I am developing a analysis pipeline for the Higgs boson decaying into two W bosons ($H \to WW$) in the Opposite-Sign, Different-Flavor ($e\mu$) final state. This project utilizes 2016 Ultra Legacy (UL) CMS Open Data to probe Standard Model physics while evaluating the scope of LHC Open Data to empower researchers and students without full collaboration access.

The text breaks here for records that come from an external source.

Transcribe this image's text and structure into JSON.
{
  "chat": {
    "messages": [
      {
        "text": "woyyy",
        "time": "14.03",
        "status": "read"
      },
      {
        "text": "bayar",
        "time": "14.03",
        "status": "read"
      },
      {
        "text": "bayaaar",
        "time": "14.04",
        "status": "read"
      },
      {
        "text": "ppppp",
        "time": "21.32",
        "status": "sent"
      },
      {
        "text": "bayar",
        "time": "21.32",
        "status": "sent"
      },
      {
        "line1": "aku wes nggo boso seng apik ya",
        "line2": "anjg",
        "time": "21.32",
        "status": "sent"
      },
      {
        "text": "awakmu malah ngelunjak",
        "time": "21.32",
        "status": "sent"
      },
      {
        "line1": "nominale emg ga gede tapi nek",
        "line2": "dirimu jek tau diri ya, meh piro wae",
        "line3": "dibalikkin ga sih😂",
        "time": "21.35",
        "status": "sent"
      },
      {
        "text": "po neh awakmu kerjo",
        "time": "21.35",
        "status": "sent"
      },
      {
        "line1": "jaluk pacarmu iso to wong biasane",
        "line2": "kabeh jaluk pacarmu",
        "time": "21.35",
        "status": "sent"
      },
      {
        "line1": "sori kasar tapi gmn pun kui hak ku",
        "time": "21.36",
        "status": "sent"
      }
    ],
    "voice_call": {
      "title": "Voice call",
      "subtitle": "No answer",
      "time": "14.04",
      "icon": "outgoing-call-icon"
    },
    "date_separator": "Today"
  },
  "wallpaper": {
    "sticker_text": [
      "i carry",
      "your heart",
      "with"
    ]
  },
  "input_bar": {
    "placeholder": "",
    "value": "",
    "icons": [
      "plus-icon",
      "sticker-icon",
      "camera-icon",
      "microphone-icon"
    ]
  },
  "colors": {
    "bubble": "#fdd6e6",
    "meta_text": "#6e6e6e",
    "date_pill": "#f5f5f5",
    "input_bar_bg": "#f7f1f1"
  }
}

Physics pipeline: The $e\mu$ Channel

The $e\mu$ channel ($gg \to WW \to e\nu\mu\nu$) is specifically chosen to eliminate massive backgrounds from $Z \to \ell\ell$ decays, providing a cleaner signal sample. Key aspects of the strategy include:

Kinematic Discrimination: Utilizing the Higgs Transverse Mass ($m_T^H$) as the primary discriminator.
Spin Correlation: Leveraging the small opening angle ($\Delta\phi_{\ell\ell}$) characteristic of spin-0 Higgs decays to distinguish signal from continuum $WW$ production.
Background Suppression: Applying a b-jet veto to heavily suppress the dominant Top-quark ($t\bar{t}$) background and using $E_T^{miss}$ requirements to reject Drell-Yan processes.

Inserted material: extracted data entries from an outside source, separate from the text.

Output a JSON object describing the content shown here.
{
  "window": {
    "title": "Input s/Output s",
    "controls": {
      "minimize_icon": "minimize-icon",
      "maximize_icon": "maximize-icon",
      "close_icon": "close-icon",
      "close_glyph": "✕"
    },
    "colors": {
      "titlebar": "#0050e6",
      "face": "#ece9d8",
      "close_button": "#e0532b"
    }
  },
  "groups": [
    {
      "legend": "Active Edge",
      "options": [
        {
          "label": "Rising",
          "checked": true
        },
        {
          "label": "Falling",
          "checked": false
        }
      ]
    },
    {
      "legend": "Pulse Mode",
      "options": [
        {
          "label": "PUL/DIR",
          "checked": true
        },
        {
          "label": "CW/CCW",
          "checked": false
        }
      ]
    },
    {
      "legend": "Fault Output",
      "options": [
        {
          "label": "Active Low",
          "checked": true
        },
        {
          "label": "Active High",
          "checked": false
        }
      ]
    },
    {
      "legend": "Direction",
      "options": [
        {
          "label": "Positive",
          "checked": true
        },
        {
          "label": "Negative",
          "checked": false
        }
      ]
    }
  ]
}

Analysis Strategy & Methodology

The pipeline follows a “Cut-and-Count” methodology implemented with a columnar approach:

Object Selection: Implementation of trigger requirements, “Tight” lepton identification, and kinematic cuts.
Categorization: Sorting events into orthogonal 0-Jet, 1-Jet, and 2-Jet bins to isolate Gluon-Fusion (ggH) signal regions.
Control Regions: Defining dedicated Top and Drell-Yan ($\tau\tau$) control regions to normalize background estimations directly from data.
Efficiency Studies: Applying Scale Factors (SF) for Trigger, Lepton ID, and Isolation to correct simulation weights.

Technical pipeline & Scalability

Instead of traditional event-loops, this pipeline utilizes columnar processing within the Scikit-HEP ecosystem to process millions of events in parallel:

Core Stack: Leveraging Uproot for I/O, Awkward Array for jagged data structures, Vector for 4-vector arithmetic, and Hist for multi-dimensional yield accumulation.
Distributed Computing: Using Dask to scale the analysis from a local machine to a cluster, reducing processing time from hours to minutes.
Statistical Inference: Preparing datacards for the CMS Higgs Combine Tool to perform simultaneous profile likelihood fits and limit setting.

This work is part of my contribution to the HSF-India initiative, aiming to modernize HEP computing and democratize physics research through open science and reproducible data pipelines.